The issue is that as the perl script is running, I'd like to manipulate contents of the my_log.log file while it's running, but it appears the file is blank. Is there a proper way to do this? Please let me know if you'd like more information.

my_perl.pl

...
foreach $component (@arrayOfComponents)
{
  print "Component Name: $component (MORE_INFO)\n";

  # Do some work to gather more info (including other prints)
  #...

  # I want to replace "MORE_INFO" above with what I've calculated here
  system("sed 's/MORE_INFO/$moreInfo/' my_log.log");
}

The sed isn't working correctly since the print statements haven't yet made it to the my_log.log.

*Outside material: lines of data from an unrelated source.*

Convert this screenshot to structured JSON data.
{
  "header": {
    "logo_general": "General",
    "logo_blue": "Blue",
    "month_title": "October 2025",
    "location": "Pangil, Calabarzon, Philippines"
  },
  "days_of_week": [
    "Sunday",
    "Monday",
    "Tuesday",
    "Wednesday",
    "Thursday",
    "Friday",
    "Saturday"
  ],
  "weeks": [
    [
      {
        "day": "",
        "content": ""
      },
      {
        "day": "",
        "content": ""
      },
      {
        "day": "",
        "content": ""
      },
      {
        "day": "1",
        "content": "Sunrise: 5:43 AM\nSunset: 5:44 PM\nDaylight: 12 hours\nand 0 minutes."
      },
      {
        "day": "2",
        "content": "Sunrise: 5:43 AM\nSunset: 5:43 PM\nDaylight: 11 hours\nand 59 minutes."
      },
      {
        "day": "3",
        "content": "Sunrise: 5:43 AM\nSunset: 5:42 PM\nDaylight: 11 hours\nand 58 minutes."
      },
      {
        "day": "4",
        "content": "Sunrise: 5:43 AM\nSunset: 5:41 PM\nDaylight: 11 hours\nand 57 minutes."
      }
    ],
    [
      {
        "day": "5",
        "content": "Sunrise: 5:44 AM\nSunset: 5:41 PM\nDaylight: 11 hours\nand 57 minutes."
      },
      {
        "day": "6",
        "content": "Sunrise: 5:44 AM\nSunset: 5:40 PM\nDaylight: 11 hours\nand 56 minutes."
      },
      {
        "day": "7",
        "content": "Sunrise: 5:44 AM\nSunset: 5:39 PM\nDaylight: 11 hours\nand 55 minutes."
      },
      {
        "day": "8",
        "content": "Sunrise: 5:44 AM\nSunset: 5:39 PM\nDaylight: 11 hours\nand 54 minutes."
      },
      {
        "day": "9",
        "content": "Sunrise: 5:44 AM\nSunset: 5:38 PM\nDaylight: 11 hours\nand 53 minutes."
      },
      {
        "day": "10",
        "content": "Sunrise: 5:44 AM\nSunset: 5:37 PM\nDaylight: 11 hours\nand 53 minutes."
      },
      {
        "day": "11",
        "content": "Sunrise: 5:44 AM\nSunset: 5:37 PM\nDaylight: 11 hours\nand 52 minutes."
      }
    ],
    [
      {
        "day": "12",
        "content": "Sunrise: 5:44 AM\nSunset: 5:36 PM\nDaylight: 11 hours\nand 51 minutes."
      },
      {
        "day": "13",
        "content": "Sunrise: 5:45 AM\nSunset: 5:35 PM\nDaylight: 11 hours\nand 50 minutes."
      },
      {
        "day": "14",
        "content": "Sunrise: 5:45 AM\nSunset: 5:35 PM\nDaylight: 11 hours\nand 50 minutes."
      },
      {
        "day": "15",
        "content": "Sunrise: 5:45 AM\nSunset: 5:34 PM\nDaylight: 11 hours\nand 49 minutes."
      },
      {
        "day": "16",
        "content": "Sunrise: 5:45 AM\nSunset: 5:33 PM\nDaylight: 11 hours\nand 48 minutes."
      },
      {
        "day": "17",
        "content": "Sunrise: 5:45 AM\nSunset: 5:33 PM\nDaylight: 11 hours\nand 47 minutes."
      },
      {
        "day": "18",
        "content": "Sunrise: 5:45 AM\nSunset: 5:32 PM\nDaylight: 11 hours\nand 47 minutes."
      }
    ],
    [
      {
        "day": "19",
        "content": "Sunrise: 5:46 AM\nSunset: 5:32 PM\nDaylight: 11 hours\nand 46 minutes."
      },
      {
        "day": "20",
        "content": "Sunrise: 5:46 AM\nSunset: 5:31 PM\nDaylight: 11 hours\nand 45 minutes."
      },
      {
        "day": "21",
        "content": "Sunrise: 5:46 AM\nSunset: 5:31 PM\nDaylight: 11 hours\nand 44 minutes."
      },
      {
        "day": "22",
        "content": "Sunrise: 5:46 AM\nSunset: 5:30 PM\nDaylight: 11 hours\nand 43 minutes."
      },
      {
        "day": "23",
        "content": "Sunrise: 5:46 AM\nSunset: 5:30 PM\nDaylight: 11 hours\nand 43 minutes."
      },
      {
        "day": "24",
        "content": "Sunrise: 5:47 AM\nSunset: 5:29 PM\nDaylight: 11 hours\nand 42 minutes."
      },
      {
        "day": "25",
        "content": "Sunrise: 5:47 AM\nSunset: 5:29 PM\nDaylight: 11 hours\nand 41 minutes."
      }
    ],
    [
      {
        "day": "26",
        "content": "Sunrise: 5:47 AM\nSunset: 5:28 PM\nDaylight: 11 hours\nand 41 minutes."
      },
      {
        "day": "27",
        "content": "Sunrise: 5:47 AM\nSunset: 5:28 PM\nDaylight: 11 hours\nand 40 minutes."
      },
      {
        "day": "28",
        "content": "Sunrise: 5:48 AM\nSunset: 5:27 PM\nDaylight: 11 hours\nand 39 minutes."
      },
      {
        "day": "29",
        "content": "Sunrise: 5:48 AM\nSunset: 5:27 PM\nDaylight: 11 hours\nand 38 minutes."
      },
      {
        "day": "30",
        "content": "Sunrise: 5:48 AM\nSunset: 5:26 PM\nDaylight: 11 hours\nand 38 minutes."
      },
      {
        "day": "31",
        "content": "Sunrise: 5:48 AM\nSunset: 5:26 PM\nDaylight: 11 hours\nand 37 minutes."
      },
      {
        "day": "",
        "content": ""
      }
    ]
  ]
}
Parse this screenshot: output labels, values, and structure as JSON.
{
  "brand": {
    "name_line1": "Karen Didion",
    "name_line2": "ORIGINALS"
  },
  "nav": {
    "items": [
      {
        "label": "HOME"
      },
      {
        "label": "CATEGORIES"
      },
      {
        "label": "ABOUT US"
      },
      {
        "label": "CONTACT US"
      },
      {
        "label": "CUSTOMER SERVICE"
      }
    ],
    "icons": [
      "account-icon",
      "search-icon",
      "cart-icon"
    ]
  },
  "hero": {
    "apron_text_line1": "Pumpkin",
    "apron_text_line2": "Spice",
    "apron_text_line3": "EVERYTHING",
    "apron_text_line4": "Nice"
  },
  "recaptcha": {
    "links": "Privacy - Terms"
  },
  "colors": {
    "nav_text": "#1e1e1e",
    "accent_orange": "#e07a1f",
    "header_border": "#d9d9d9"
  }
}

Perl would buffer the output by default. To disable buffering set $| to a non-zero value. Add

$|++;

at the top of your perl script.

Quoting perldoc pervar:

$|

If set to nonzero, forces a flush right away and after every write or print on the currently selected output channel. Default is 0 (regardless of whether the channel is really buffered by the system or not; $| tells you only whether you've asked Perl explicitly to flush after each write). STDOUT will typically be line buffered if output is to the terminal and block buffered otherwise. Setting this variable is useful primarily when you are outputting to a pipe or socket, such as when you are running a Perl program under rsh and want to see the output as it's happening. This has no effect on input buffering. See getc for that. See select on how to select the output channel. See also IO::Handle.

Mnemonic: when you want your pipes to be piping hot.